Thesaurus Construction and its Role in Indexing

0
6

Thesaurus


1.1 Introduction:

A thesaurus is a representation of keywords associated with a subject domain(s). It is also known as a tool for vocabulary control that guides indexers as well as end users to know the use of terms and helps in improving the quality of search results. Generally, a thesaurus is designed for indexing and subsequent retrieval of documents in a specific subject domain. Examples of subject areas covered by thesauri are ERIC for education resources, macro-thesaurus for economic resources, GESIS thesaurus for social science, legal thesaurus developed by R.L. Burton, etc. Theasurus Construction

Thesaurus plays an important role in the organization of information and its subsequent retrieval. According to Aitchison et al. (2000), the primary role of the thesaurus is information retrieval. Information retrieval is one of the most important aspects of librarianship as it deals with the needs of end users of the library.

1.2 Composition of Thesaurus:

A thesaurus provides different types of information for indexers as well as for end users. A thesaurus will comprise of terminologies which are used for describing terms and semantic relations with each other. These terms are preferred terms/descriptors, non-preferred terms/non-descriptors, related terms, narrow terms(NT), broad terms(BT), USE and Used For(UF), etc,. For effective use of thesaurus while indexing documents and allocating appropriate keywords one has to have a clear understanding of relations in it. An attempt has been made to define all the relations used in a thesaurus.

1.2.1 Preferred Terms/Descriptor:

It is obvious that a thesaurus needs to indicate what all terms could be used by indexers for indexing documents. The most appropriate terms selected while indexing a bibliographic record are known as descriptors or preferred terms. These terms (descriptors) are the basis for any thesaurus and become a major part of the controlled vocabulary. A descriptor becomes a starting point and it will guide the indexer to choose appropriate related terms and narrow terms.
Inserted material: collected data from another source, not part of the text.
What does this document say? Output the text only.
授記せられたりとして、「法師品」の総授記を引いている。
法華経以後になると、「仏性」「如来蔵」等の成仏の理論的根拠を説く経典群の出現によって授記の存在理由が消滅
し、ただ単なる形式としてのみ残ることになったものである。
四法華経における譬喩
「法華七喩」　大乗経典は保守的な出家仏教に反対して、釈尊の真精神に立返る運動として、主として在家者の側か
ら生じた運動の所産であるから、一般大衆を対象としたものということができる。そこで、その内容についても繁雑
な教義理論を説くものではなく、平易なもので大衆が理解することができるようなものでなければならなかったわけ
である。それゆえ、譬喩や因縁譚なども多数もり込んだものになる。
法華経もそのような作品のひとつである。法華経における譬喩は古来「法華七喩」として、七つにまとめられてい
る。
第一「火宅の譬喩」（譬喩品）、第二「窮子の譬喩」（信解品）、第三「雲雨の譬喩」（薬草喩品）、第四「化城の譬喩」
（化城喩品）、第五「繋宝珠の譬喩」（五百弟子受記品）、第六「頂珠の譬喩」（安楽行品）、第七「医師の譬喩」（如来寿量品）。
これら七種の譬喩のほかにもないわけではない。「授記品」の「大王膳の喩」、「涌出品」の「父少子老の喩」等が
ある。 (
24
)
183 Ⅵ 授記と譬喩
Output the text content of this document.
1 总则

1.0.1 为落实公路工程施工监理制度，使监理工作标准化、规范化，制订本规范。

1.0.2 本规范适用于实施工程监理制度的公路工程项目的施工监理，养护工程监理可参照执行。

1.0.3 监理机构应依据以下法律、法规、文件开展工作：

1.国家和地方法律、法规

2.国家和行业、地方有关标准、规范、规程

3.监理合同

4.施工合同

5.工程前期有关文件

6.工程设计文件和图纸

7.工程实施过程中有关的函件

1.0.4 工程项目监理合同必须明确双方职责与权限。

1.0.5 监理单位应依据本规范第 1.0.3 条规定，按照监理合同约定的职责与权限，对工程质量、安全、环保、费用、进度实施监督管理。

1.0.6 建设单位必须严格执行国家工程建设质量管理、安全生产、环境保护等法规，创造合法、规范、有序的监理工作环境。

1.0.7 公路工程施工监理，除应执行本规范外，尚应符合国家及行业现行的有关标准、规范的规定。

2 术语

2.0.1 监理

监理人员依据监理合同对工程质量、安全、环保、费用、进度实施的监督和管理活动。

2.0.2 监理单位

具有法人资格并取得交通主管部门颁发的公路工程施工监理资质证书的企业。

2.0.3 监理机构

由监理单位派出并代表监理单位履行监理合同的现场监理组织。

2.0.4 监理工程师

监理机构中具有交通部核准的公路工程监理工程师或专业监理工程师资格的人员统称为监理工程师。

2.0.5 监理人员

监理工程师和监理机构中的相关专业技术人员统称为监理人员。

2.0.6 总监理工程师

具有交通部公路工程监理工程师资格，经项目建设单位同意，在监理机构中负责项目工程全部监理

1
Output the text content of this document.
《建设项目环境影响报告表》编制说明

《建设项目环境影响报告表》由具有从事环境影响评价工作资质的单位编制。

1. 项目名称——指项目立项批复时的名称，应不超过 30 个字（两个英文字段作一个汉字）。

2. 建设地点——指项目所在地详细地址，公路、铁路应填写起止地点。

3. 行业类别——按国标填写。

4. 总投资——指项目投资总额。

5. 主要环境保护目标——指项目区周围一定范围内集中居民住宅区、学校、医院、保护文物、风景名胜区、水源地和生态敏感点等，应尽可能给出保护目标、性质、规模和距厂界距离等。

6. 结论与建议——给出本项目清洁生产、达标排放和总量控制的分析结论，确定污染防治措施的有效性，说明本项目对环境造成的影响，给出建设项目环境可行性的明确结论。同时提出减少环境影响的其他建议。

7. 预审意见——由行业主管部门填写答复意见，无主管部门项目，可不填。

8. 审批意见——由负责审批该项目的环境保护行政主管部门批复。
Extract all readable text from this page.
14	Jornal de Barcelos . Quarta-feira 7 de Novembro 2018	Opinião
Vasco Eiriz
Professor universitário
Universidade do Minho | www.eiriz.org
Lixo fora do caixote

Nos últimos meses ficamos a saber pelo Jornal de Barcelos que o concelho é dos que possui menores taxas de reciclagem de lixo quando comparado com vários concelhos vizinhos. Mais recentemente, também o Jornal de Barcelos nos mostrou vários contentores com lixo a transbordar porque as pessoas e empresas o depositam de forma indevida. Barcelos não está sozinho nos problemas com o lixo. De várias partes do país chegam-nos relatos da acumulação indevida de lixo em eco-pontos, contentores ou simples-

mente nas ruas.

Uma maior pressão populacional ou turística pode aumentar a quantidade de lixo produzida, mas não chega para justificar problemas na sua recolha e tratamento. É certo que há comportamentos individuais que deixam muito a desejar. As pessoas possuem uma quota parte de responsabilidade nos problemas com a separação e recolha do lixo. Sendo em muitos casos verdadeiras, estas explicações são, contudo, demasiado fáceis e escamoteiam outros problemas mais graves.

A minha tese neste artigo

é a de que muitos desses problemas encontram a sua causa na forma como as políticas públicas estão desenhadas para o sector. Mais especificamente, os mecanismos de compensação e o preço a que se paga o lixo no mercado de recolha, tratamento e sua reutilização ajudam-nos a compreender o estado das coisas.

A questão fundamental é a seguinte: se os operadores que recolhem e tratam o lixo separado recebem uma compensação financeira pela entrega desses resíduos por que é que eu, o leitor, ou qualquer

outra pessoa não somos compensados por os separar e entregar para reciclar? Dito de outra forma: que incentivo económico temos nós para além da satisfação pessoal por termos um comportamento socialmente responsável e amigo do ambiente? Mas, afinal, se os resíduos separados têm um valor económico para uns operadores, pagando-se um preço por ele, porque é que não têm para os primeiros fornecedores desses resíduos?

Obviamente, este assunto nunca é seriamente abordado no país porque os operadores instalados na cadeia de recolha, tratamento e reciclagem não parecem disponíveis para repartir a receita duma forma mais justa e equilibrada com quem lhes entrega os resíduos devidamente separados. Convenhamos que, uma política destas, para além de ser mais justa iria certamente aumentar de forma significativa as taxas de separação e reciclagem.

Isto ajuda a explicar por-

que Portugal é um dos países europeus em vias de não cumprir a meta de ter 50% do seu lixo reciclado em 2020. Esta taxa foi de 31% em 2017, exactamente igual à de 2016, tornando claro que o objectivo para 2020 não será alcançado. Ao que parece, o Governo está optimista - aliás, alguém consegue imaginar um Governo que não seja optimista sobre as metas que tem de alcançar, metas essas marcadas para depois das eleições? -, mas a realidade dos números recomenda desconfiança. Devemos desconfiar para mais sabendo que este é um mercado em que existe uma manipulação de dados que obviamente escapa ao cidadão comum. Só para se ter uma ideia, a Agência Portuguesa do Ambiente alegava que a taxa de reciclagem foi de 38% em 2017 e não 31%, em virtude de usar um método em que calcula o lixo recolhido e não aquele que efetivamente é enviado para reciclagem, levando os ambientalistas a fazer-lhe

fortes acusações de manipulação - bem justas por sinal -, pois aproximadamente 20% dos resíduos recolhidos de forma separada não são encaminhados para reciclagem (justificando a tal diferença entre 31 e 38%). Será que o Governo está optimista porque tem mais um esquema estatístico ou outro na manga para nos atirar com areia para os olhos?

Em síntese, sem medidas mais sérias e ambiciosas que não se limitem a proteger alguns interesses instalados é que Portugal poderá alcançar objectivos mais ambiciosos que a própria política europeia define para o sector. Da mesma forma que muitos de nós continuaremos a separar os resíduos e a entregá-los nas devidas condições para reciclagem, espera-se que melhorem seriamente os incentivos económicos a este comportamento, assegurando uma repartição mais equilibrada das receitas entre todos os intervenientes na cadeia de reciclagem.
1.2.2 Non-preferred Terms/Non-Descriptor:

A thesaurus should also bespeak some terms that cannot be used by indexers and questers when a term is associated with synonyms. Such synonymous terms which cannot be used or assigned to a bibliographic record as subject heading are known as non-descriptors. These terms are known as non-descriptor or non-preferred terms. A non-preferred term in a thesaurus provides the link to a most preferred term or descriptor to be assigned to a record. In other words, a non-descriptor in a thesaurus guides the indexer to choose the appropriate and most preferred term.

1.2.3 Related Terms:

A standard thesaurus, in addition to providing a pointer to the most preferred term in lieu of non-preferred terms, also provides a list of terms which are related to a specific descriptor or a preferred term. These terms are called related terms or RTs.

1.2.4 Semantic Relations:

According to Weinberg (1998), the thesaurus structure embodies rigorous semantic relationships and reflects the principle of post-coordination of terms. Weinberg (1998) also opines that rigorous semantic relationships allow a user to enter the thesaurus and to identify the appropriate search term(s). Thesauri contain three types of semantic relationship:

√ equivalence

√ hierarchy

√ association

BT (Broader Term), NT (Narrower Term), USE, UF (Used For) are some of the examples of semantic relations in a thesaurus.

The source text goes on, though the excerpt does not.